Poco a poco el agua se fue enfriando y por la sensación de frío abrí los ojos, no había nadie, tampoco estaba en la cueva, sino en el cuarto de Dora, que me decía que ya era hora de despertar.
 -Tuve un sueño, fue tan real- le dije, pero ella no me hizo caso, se dio la vuelta y se volvió a coser el cartel en su falda como si fuera un acto necesario, al salir me dijo que debía acompañarla. Caminamos toda la mañana hasta alejarnos del lugar.

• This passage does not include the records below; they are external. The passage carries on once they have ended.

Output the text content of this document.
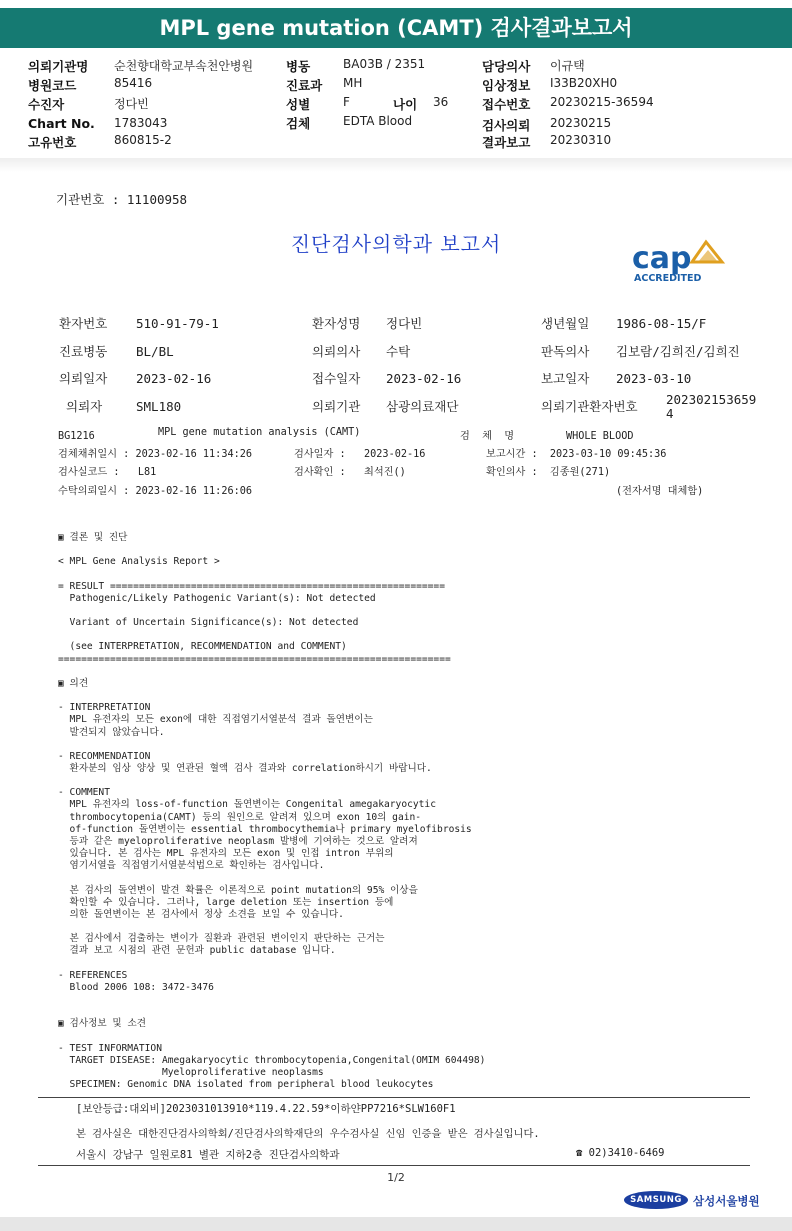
MPL gene mutation (CAMT) 검사결과보고서
의뢰기관명 순천향대학교부속천안병원
병원코드	85416
수진자	정다빈
Chart No. 1783043
고유번호	860815-2
병동	BA03B / 2351
진료과 MH
성별	F	나이 36
검체	EDTA Blood
담당의사 이규택
임상정보 I33B20XH0
접수번호 20230215-36594
검사의뢰 20230215
결과보고 20230310
기관번호 : 11100958
진단검사의학과 보고서	cap
ACCREDITED
환자번호 510-91-79-1	환자성명 정다빈	생년월일 1986-08-15/F
진료병동 BL/BL	의뢰의사 수탁	판독의사 김보람/김희진/김희진
의뢰일자 2023-02-16	접수일자 2023-02-16	보고일자 2023-03-10
의뢰자	SML180	의뢰기관 삼광의료재단	의뢰기관환자번호 202302153659
4
BG1216	MPL gene mutation analysis (CAMT)	검  체  명	WHOLE BLOOD
검체채취일시 : 2023-02-16 11:34:26	검사일자 :   2023-02-16	보고시간 :  2023-03-10 09:45:36
검사실코드 :   L81	검사확인 :   최석진()	확인의사 :  김종원(271)
수탁의뢰일시 : 2023-02-16 11:26:06	(전자서명 대체함)
▣ 결론 및 진단

< MPL Gene Analysis Report >

= RESULT ==========================================================
Pathogenic/Likely Pathogenic Variant(s): Not detected

Variant of Uncertain Significance(s): Not detected

(see INTERPRETATION, RECOMMENDATION and COMMENT)
====================================================================

▣ 의견

- INTERPRETATION
MPL 유전자의 모든 exon에 대한 직접염기서열분석 결과 돌연변이는
발견되지 않았습니다.

- RECOMMENDATION
환자분의 임상 양상 및 연관된 혈액 검사 결과와 correlation하시기 바랍니다.

- COMMENT
MPL 유전자의 loss-of-function 돌연변이는 Congenital amegakaryocytic
thrombocytopenia(CAMT) 등의 원인으로 알려져 있으며 exon 10의 gain-
of-function 돌연변이는 essential thrombocythemia나 primary myelofibrosis
등과 같은 myeloproliferative neoplasm 발병에 기여하는 것으로 알려져
있습니다. 본 검사는 MPL 유전자의 모든 exon 및 인접 intron 부위의
염기서열을 직접염기서열분석법으로 확인하는 검사입니다.

본 검사의 돌연변이 발견 확률은 이론적으로 point mutation의 95% 이상을
확인할 수 있습니다. 그러나, large deletion 또는 insertion 등에
의한 돌연변이는 본 검사에서 정상 소견을 보일 수 있습니다.

본 검사에서 검출하는 변이가 질환과 관련된 변이인지 판단하는 근거는
결과 보고 시점의 관련 문헌과 public database 입니다.

- REFERENCES
Blood 2006 108: 3472-3476

▣ 검사정보 및 소견

- TEST INFORMATION
TARGET DISEASE: Amegakaryocytic thrombocytopenia,Congenital(OMIM 604498)
Myeloproliferative neoplasms
SPECIMEN: Genomic DNA isolated from peripheral blood leukocytes
[보안등급:대외비]2023031013910*119.4.22.59*이하얀PP7216*SLW160F1
본 검사실은 대한진단검사의학회/진단검사의학재단의 우수검사실 신임 인증을 받은 검사실입니다.
서울시 강남구 일원로81 별관 지하2층 진단검사의학과	☎ 02)3410-6469
1/2
SAMSUNG 삼성서울병원
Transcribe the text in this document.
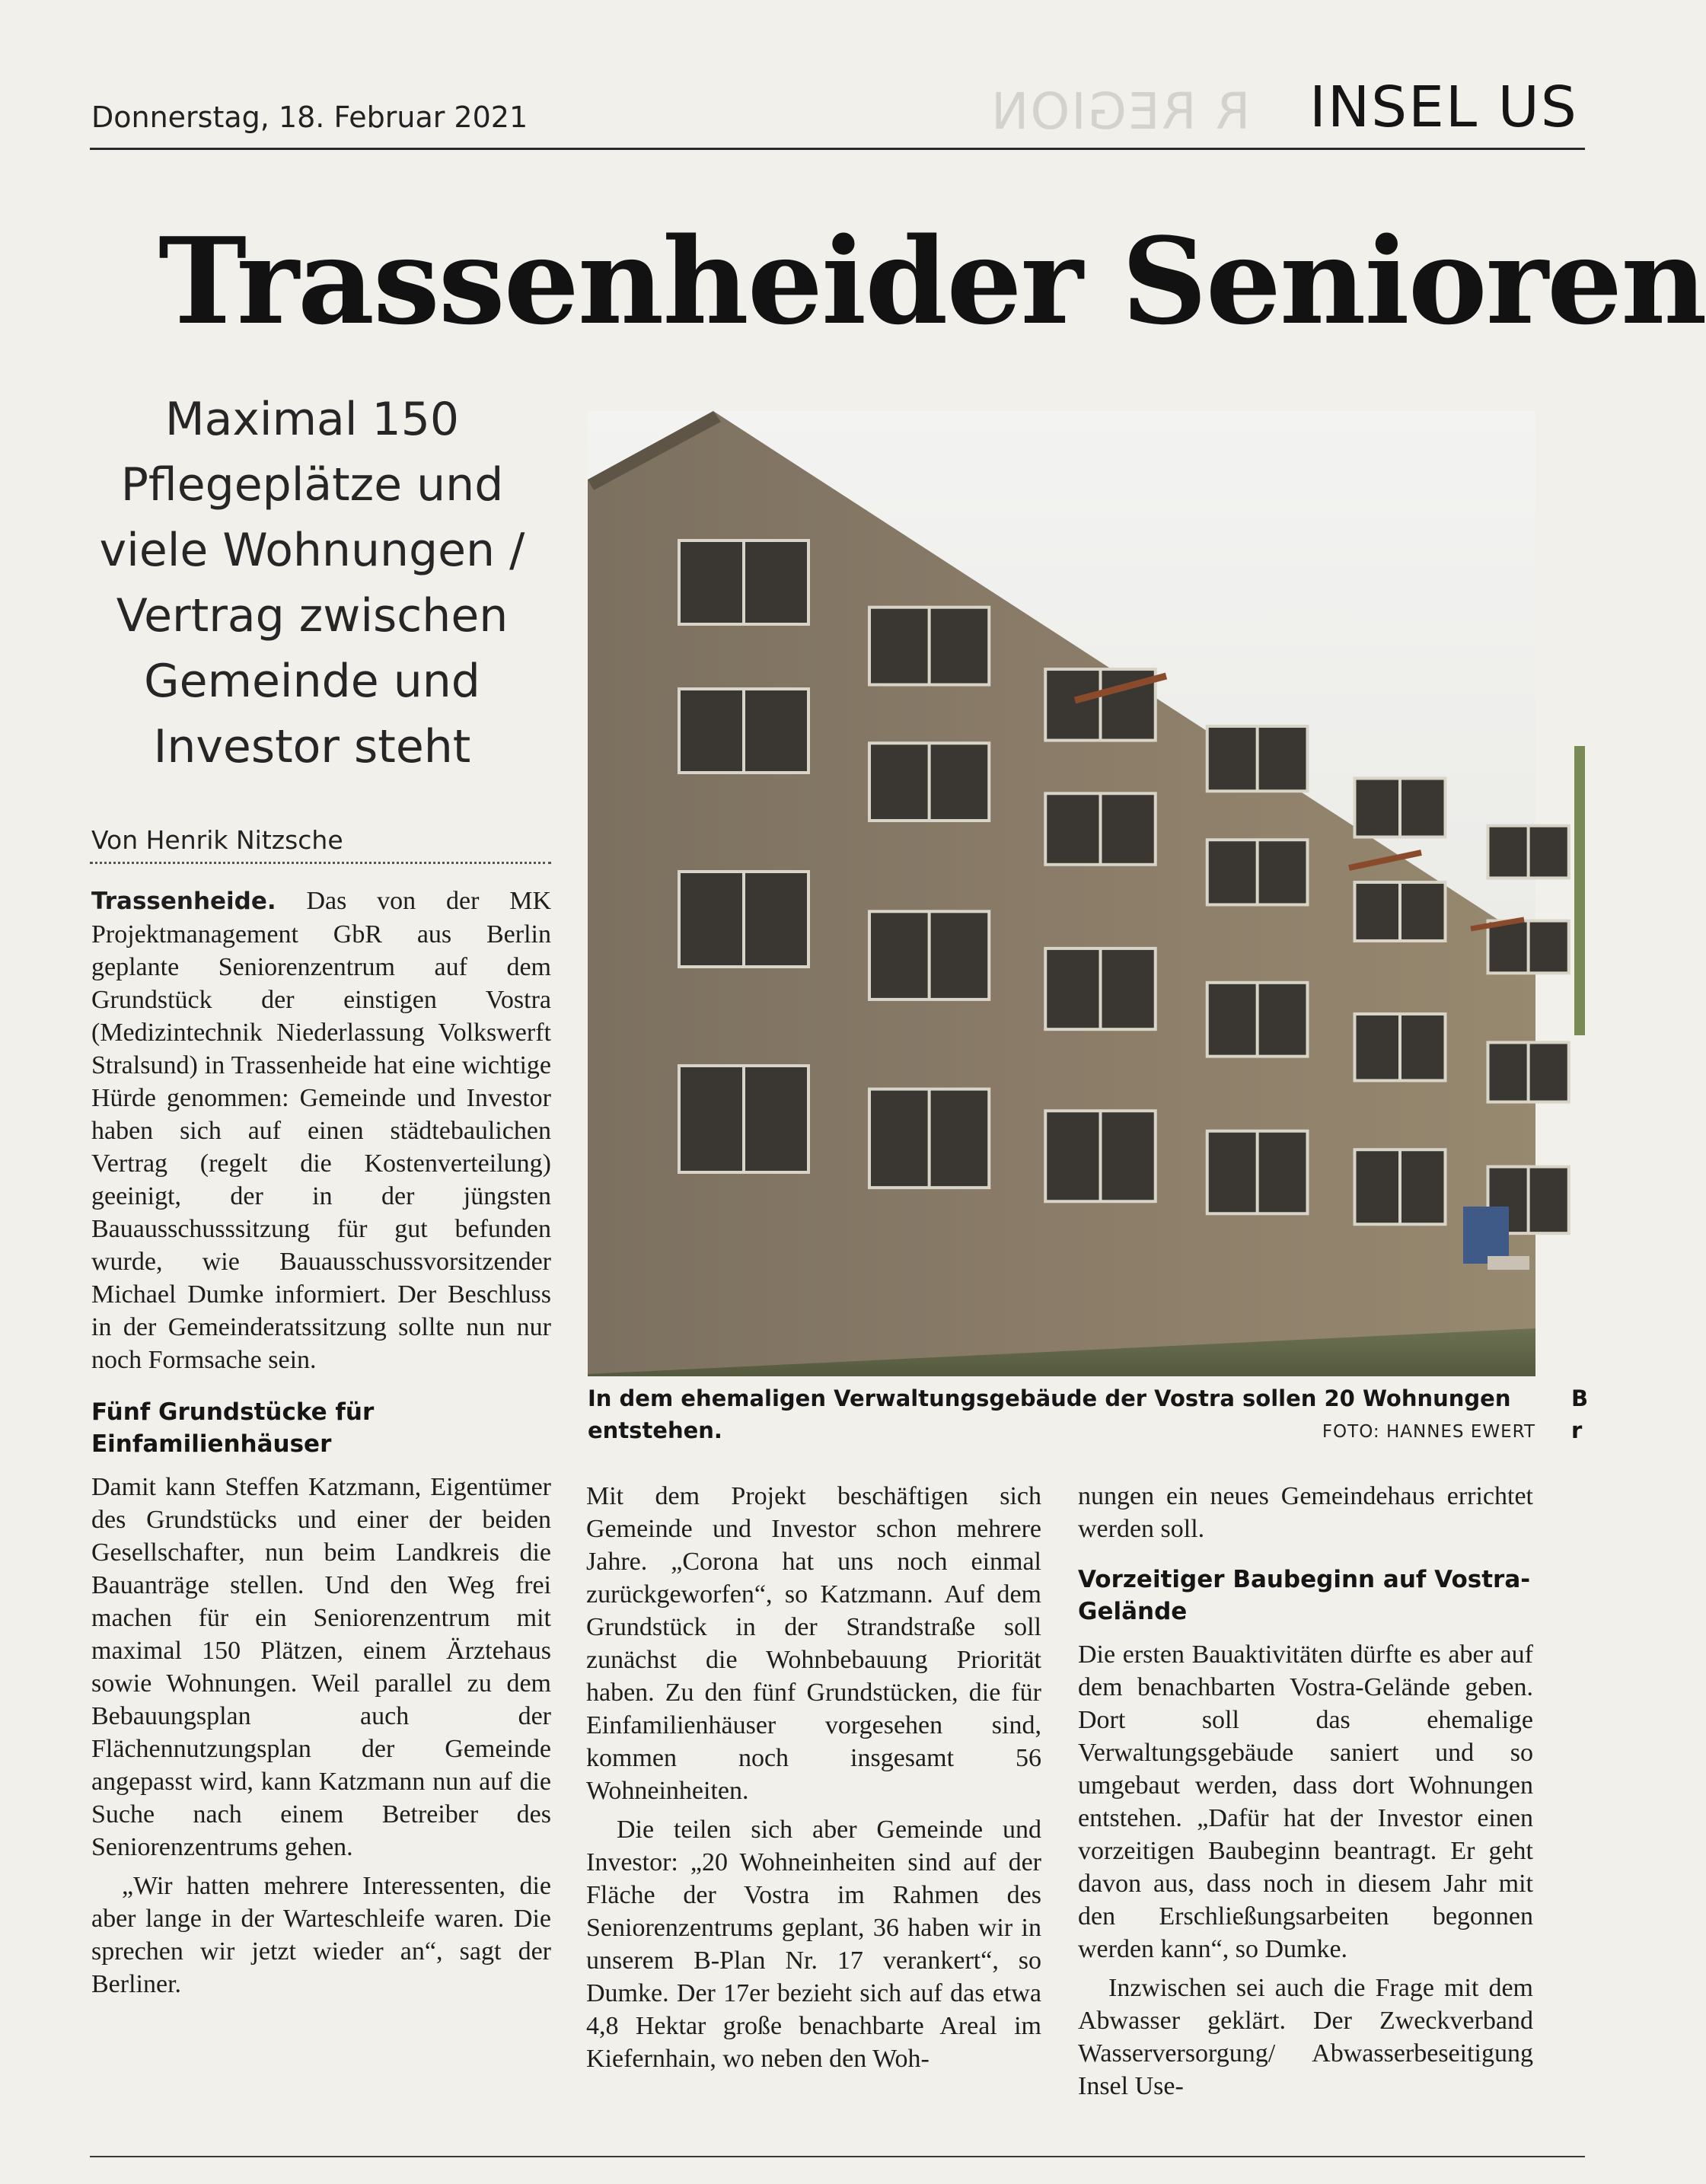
Donnerstag, 18. Februar 2021	R REGION INSEL US
Trassenheider Senioren
Maximal 150 Pflegeplätze und viele Wohnungen / Vertrag zwischen Gemeinde und Investor steht
Von Henrik Nitzsche

Trassenheide. Das von der MK Projektmanagement GbR aus Berlin geplante Seniorenzentrum auf dem Grundstück der einstigen Vostra (Medizintechnik Niederlassung Volkswerft Stralsund) in Trassenheide hat eine wichtige Hürde genommen: Gemeinde und Investor haben sich auf einen städtebaulichen Vertrag (regelt die Kostenverteilung) geeinigt, der in der jüngsten Bauausschusssitzung für gut befunden wurde, wie Bauausschussvorsitzender Michael Dumke informiert. Der Beschluss in der Gemeinderatssitzung sollte nun nur noch Formsache sein.

Fünf Grundstücke für Einfamilienhäuser

Damit kann Steffen Katzmann, Eigentümer des Grundstücks und einer der beiden Gesellschafter, nun beim Landkreis die Bauanträge stellen. Und den Weg frei machen für ein Seniorenzentrum mit maximal 150 Plätzen, einem Ärztehaus sowie Wohnungen. Weil parallel zu dem Bebauungsplan auch der Flächennutzungsplan der Gemeinde angepasst wird, kann Katzmann nun auf die Suche nach einem Betreiber des Seniorenzentrums gehen.

„Wir hatten mehrere Interessenten, die aber lange in der Warteschleife waren. Die sprechen wir jetzt wieder an“, sagt der Berliner.

Mit dem Projekt beschäftigen sich Gemeinde und Investor schon mehrere Jahre. „Corona hat uns noch einmal zurückgeworfen“, so Katzmann. Auf dem Grundstück in der Strandstraße soll zunächst die Wohnbebauung Priorität haben. Zu den fünf Grundstücken, die für Einfamilienhäuser vorgesehen sind, kommen noch insgesamt 56 Wohneinheiten.

Die teilen sich aber Gemeinde und Investor: „20 Wohneinheiten sind auf der Fläche der Vostra im Rahmen des Seniorenzentrums geplant, 36 haben wir in unserem B-Plan Nr. 17 verankert“, so Dumke. Der 17er bezieht sich auf das etwa 4,8 Hektar große benachbarte Areal im Kiefernhain, wo neben den Woh-

nungen ein neues Gemeindehaus errichtet werden soll.

Vorzeitiger Baubeginn auf Vostra-Gelände

Die ersten Bauaktivitäten dürfte es aber auf dem benachbarten Vostra-Gelände geben. Dort soll das ehemalige Verwaltungsgebäude saniert und so umgebaut werden, dass dort Wohnungen entstehen. „Dafür hat der Investor einen vorzeitigen Baubeginn beantragt. Er geht davon aus, dass noch in diesem Jahr mit den Erschließungsarbeiten begonnen werden kann“, so Dumke.

Inzwischen sei auch die Frage mit dem Abwasser geklärt. Der Zweckverband Wasserversorgung/ Abwasserbeseitigung Insel Use-

In dem ehemaligen Verwaltungsgebäude der Vostra sollen 20 Wohnungen entstehen.	FOTO: HANNES EWERT
B
r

Una loma se abría densa de matorrales que estaban a punto de morir a causa de la sequía. Para colmo de males tampoco había llovido en seis meses. Cuando estuvimos en la cima divisamos los restos de poblado que se veía como un inmenso cementerio de algún holocausto. De su cintura sacó un pedazo de pan y me compartió. Comimos en ese ceremonial acto de la solidaridad, sin decir una palabra. Volvimos a caminar y de cuesta abajo para el otro lado divisamos la marca de lo que había sido un río, avanzamos mojándonos cada vez más con el impetuoso sudor que nos agobiaba.  Cuando llegamos al sitio donde hubo el río, Dora agarró una vara y empezó a escarbar. Millones de partículas de piedra pulverizada nos enceguecían y nos resecaban mucho más nuestra humanidad. Yo también agarré un palo con el que comencé a escarbar, pero no había rastros de vida. Sentía las ampollas en mis manos, pero eso no impedía que siguiera escarbando. Ya cansada, Dora me dijo que debíamos seguir. Nos encontró la noche y acampamos en la tierra seca, en un espacio duro y desértico hicimos un lecho. Había estrellas. Boca arriba miramos lo inconmensurable de la soledad humana que piadosa nos permitió escuchar los gemidos dolorosos de la noche y sus vientos fantasmales. Le pregunté porque seguía con el cabestro puesto en la cabeza –no hay preguntas válidas- me dijo, y se sumió en silencio para no despertar jamás.
En una ceremonia simple, coloqué su cuerpo en el río seco, con el letrero en su falda que decía “no me toques”.
Deambulé con la ofuscación que produce la pérdida de los lenguajes ancestrales. Como una señal, un ave volaba infinita dueña de todo el espacio. Así es como supe que ya no habría más sublimación.
Me arrojé a la tibia tierra que me acogió con su útero perfecto. Cuando desperté unas lanzas líquidas osadas y libres se arrojaron contra mí cuerpo. La tierra las acogió con placer e inmediatamente comenzó a humedecerse.